Vicki showed an early interest in gardening when she created her first “rock garden” on a pebble-filled tray with houseplants in her Brooklyn bedroom. Moving to Denver in the 70’s, she longed to explore the larger gardens in the Colorado mountains. Studying environmental sciences, biology and eventually licensed in elementary education, Vicki taught outdoor education with the US Forest Service, Wilderness Experience Program where she guided high-risk youth through personal discovery in the outdoors, and additional experiential education jobs devoted to science exploration and discovery. Eventually raising a family, she veered into traditional classroom teaching, frequently incorporating environmental education lessons. Her latest professional venture was at Denver Botanic Gardens, working as a Children’s Program Instructor, and training and supervising adult volunteers. Working at DBG stimulated her interest in learning more about gardening; particularly incorporating native flora to create natural, integrated and diverse environments surrounding her home.

Jonathan Sciarcon

Jonathan grew up in Rhode Island, spent most of his 20s in graduate school in California, and moved to Colorado in 2010 for work.
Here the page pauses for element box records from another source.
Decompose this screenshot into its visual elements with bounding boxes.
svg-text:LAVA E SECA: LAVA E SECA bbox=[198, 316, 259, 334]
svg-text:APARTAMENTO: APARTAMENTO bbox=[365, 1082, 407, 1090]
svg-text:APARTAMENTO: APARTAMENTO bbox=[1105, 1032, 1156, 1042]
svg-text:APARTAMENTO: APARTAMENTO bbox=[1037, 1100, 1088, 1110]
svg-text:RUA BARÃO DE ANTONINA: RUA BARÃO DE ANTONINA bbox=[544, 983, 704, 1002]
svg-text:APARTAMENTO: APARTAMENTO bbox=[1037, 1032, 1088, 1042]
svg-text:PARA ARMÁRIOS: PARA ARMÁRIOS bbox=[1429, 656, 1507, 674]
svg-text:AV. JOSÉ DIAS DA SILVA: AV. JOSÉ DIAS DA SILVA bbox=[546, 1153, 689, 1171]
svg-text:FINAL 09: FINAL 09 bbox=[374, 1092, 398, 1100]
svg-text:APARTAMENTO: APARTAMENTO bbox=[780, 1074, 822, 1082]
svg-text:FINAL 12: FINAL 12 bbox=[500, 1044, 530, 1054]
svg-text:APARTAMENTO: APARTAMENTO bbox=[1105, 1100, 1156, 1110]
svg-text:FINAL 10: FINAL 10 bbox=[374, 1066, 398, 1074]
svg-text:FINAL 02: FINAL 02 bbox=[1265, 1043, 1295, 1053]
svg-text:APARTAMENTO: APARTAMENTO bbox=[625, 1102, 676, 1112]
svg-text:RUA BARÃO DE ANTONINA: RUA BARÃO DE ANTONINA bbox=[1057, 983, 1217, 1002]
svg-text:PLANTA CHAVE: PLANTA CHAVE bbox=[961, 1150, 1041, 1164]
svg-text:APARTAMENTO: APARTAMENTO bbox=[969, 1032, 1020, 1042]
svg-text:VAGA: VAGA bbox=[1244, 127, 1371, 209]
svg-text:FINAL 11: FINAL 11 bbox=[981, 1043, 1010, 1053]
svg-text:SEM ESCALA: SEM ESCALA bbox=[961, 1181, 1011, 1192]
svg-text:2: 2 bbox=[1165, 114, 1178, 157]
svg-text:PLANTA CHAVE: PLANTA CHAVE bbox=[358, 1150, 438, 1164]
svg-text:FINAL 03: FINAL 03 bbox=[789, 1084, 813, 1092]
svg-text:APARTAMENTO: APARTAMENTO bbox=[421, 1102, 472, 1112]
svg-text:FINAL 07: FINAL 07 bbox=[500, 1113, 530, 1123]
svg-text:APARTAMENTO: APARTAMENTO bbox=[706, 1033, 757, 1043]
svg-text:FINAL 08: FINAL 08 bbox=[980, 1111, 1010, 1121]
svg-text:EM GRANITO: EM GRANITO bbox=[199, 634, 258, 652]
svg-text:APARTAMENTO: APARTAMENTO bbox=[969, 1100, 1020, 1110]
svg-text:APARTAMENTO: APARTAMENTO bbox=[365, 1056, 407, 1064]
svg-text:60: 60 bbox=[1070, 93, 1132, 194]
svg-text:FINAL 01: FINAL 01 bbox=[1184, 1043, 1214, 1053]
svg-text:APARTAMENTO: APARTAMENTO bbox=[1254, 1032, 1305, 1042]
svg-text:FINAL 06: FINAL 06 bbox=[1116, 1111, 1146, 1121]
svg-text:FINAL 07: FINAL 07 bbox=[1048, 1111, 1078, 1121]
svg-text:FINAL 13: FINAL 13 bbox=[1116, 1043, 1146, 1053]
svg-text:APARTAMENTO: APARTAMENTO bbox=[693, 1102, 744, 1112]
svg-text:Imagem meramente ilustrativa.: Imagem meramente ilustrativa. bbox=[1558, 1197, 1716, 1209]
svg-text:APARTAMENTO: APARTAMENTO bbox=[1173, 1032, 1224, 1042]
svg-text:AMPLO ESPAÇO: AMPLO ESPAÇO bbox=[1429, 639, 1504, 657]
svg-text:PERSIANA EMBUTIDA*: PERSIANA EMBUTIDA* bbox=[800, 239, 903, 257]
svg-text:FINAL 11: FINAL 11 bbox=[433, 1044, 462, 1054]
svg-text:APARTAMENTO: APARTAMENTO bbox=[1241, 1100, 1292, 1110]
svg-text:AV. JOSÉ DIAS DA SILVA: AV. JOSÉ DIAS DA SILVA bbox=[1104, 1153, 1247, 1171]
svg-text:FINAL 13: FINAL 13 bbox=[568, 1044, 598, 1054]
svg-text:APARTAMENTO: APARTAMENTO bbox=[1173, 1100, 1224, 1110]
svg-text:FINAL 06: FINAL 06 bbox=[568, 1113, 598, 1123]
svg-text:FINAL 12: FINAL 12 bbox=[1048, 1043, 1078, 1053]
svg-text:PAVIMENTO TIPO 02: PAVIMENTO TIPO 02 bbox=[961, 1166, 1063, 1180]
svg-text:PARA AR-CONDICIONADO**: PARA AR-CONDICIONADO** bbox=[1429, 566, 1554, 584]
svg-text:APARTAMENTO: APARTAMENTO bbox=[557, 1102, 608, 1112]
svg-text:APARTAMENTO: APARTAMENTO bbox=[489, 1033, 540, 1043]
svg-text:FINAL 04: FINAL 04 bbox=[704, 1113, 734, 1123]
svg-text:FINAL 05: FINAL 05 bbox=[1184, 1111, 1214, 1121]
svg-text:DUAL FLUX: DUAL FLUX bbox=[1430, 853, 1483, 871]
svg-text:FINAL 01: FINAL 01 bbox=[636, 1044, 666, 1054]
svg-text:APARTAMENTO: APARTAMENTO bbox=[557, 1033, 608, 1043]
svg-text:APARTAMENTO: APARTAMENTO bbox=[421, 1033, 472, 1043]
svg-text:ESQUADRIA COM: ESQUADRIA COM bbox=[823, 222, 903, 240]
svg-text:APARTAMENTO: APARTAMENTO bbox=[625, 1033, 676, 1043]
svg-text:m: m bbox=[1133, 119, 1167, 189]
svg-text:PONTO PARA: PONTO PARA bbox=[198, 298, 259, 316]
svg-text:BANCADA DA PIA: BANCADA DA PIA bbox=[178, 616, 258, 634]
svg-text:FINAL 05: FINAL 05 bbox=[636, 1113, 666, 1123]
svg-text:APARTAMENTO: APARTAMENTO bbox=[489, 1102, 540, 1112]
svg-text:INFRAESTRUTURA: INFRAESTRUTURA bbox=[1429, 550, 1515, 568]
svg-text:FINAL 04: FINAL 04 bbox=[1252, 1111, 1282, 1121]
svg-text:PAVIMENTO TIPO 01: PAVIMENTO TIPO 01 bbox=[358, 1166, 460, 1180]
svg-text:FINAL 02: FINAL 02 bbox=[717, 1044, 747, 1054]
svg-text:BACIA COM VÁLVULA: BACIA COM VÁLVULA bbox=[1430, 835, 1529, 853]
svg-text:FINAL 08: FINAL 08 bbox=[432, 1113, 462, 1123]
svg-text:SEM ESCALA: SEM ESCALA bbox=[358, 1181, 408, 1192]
After he and his wife purchased a home in the southern Denver suburbs in 2017, he soon grew tired of taking care of the non-native turfgrass lawn and researched alternatives. In 2019 he solarized the 2,500 square foot front yard and began converting it into a xeric pollinator habitat. In 2020, after spending much of the winter reading about the importance of native plants to the local ecosystem, he altered the plan to focus solely on Colorado and regional native plants. Jonathan is now in the process of slowly converting the back yard into a regionally native mixed shrubland/grassland to support local wildlife, especially birds. When he’s not gardening, Jonathan is an Associate Professor of History and Chair of the Department of History at the University of Denver.